Demographic information
The dataset includes the following distribution of age and gender.
Gender
Self-declared gender information, percentage refers to the number of clips annotated with this gender.
Gender | Pertentage |
---|---|
Undefined | 88.0% |
Male Masculine | 12.0% |
Age
Self-declared age information, percentage refers to the number of clips annotated with this age band.
Age Band | Percentage |
---|---|
Undefined | 21.0% |
Thirties | 1.0% |
Sixties | 12.0% |
Seventies | 66.0% |
Text corpus
The corpus has sentences of Hunza Wakhi and based on extensive anthropological and linguistic fieldwork in Pakistan, China, Afghanistan and Tajikistan.
Writing system
The script used is Roman Anglicized writing system, which is the approved script by Wakhi Tajik Cultural Association (WTCA), Pakistan, an Ishkoman Wakhi Welfare Organization (IWWO). Through this script, the literate Wakhi people easily and happily interact with each other across the borders on social media forums: it thus facilitates their creativities, thought expression in textual form and binds them together.
Symbol table
D̃d̃ Dh Ee Ẽẽ Ff Gg Gh g̃h Ii Jj J̃j̃ Kk Kh K̃h Ll Mm Nn Oo Pp Qq Rr Ss Sh S̃h Tt T̃t̃ Th Uu Ũũ Vv Ww Yy Zz Zh Z̃hZ̃z̃
Sample
There follows a randomly selected sample of five sentences from the corpus.
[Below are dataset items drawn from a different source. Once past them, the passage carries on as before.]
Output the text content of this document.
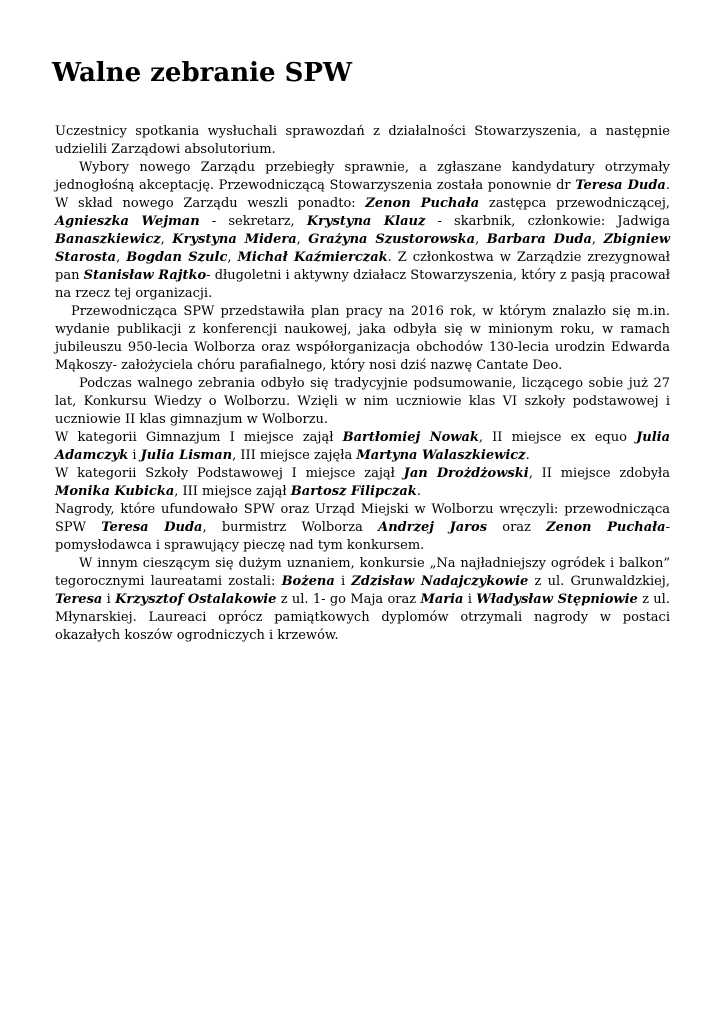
Walne zebranie SPW

Uczestnicy spotkania wysłuchali sprawozdań z działalności Stowarzyszenia, a następnie udzielili Zarządowi absolutorium.

Wybory nowego Zarządu przebiegły sprawnie, a zgłaszane kandydatury otrzymały jednogłośną akceptację. Przewodniczącą Stowarzyszenia została ponownie dr Teresa Duda. W skład nowego Zarządu weszli ponadto: Zenon Puchała zastępca przewodniczącej, Agnieszka Wejman - sekretarz, Krystyna Klauz - skarbnik, członkowie: Jadwiga Banaszkiewicz, Krystyna Midera, Grażyna Szustorowska, Barbara Duda, Zbigniew Starosta, Bogdan Szulc, Michał Kaźmierczak. Z członkostwa w Zarządzie zrezygnował pan Stanisław Rajtko- długoletni i aktywny działacz Stowarzyszenia, który z pasją pracował na rzecz tej organizacji.

Przewodnicząca SPW przedstawiła plan pracy na 2016 rok, w którym znalazło się m.in. wydanie publikacji z konferencji naukowej, jaka odbyła się w minionym roku, w ramach jubileuszu 950-lecia Wolborza oraz współorganizacja obchodów 130-lecia urodzin Edwarda Mąkoszy- założyciela chóru parafialnego, który nosi dziś nazwę Cantate Deo.

Podczas walnego zebrania odbyło się tradycyjnie podsumowanie, liczącego sobie już 27 lat, Konkursu Wiedzy o Wolborzu. Wzięli w nim uczniowie klas VI szkoły podstawowej i uczniowie II klas gimnazjum w Wolborzu.

W kategorii Gimnazjum I miejsce zajął Bartłomiej Nowak, II miejsce ex equo Julia Adamczyk i Julia Lisman, III miejsce zajęła Martyna Walaszkiewicz.

W kategorii Szkoły Podstawowej I miejsce zajął Jan Drożdżowski, II miejsce zdobyła Monika Kubicka, III miejsce zajął Bartosz Filipczak.

Nagrody, które ufundowało SPW oraz Urząd Miejski w Wolborzu wręczyli: przewodnicząca SPW Teresa Duda, burmistrz Wolborza Andrzej Jaros oraz Zenon Puchała- pomysłodawca i sprawujący pieczę nad tym konkursem.

W innym cieszącym się dużym uznaniem, konkursie „Na najładniejszy ogródek i balkon” tegorocznymi laureatami zostali: Bożena i Zdzisław Nadajczykowie z ul. Grunwaldzkiej, Teresa i Krzysztof Ostalakowie z ul. 1- go Maja oraz Maria i Władysław Stępniowie z ul. Młynarskiej. Laureaci oprócz pamiątkowych dyplomów otrzymali nagrody w postaci okazałych koszów ogrodniczych i krzewów.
Kum insone ki cẽ haq en k̃hat e disht, yowe k̃hũ Khũdhoy disht.
Yemi ya inson ki yowes̃h aql-e bũnyodher bafig̃h et shakig̃hev yewerd.
Agar ki aql-e ya jũz cam en nik̃hinden, insoni cẽ kũ haywon’v en be lup darinda.
Woz sakes̃h dem k̃hũ jahon insonev winen ki dẽ aql en qiti, cerenges̃h darinda wocen.
Parwardigore haya dẽstan inson-e rũwes̃h e jũr k̃hak dẽstan, bihisht et dũz̃akh-e tasawũr ratk.
Automatic random samples
Ya’ni ayem tosh Khon tat cẽ tarat-e k̃hat en aya bu asp-e kũleki yan woz steti Gũl-e Qũrbon tat’rek.
Cẽ ilmẽn beshkhayi hũnar nast.
Cerg mazhẽ yavẽr wẽchel k̃hetuwa?
Yowe ya yupki det dez̃hd wozomdi dem chaleksar yow pũrũti kert Podshohbachaher.
Chi chiz jondori tra?
Sources
Texts (sentences) made out of my own brain (creation) during the assignment period.
Texts out of selected Wakhi poetries.
New Wakhi transcriptions (texts) of the interviews out of my extensive fieldwork in Pakistan, china, Afghanistan and Tajikistan
Wakhi publications from formal website: www.fazalamin.com
Text domains
General
Community links
Datasheet authors
Mazdak Beg
Ahmad Jami Sakhi
Mr. Amanullah
Fazal Amin Beg
Funding
Mozilla Foundation
Licence
This dataset is released under the Creative Commons Zero (CC-0) licence. By downloading this data you agree to not determine the identity of speakers in the dataset.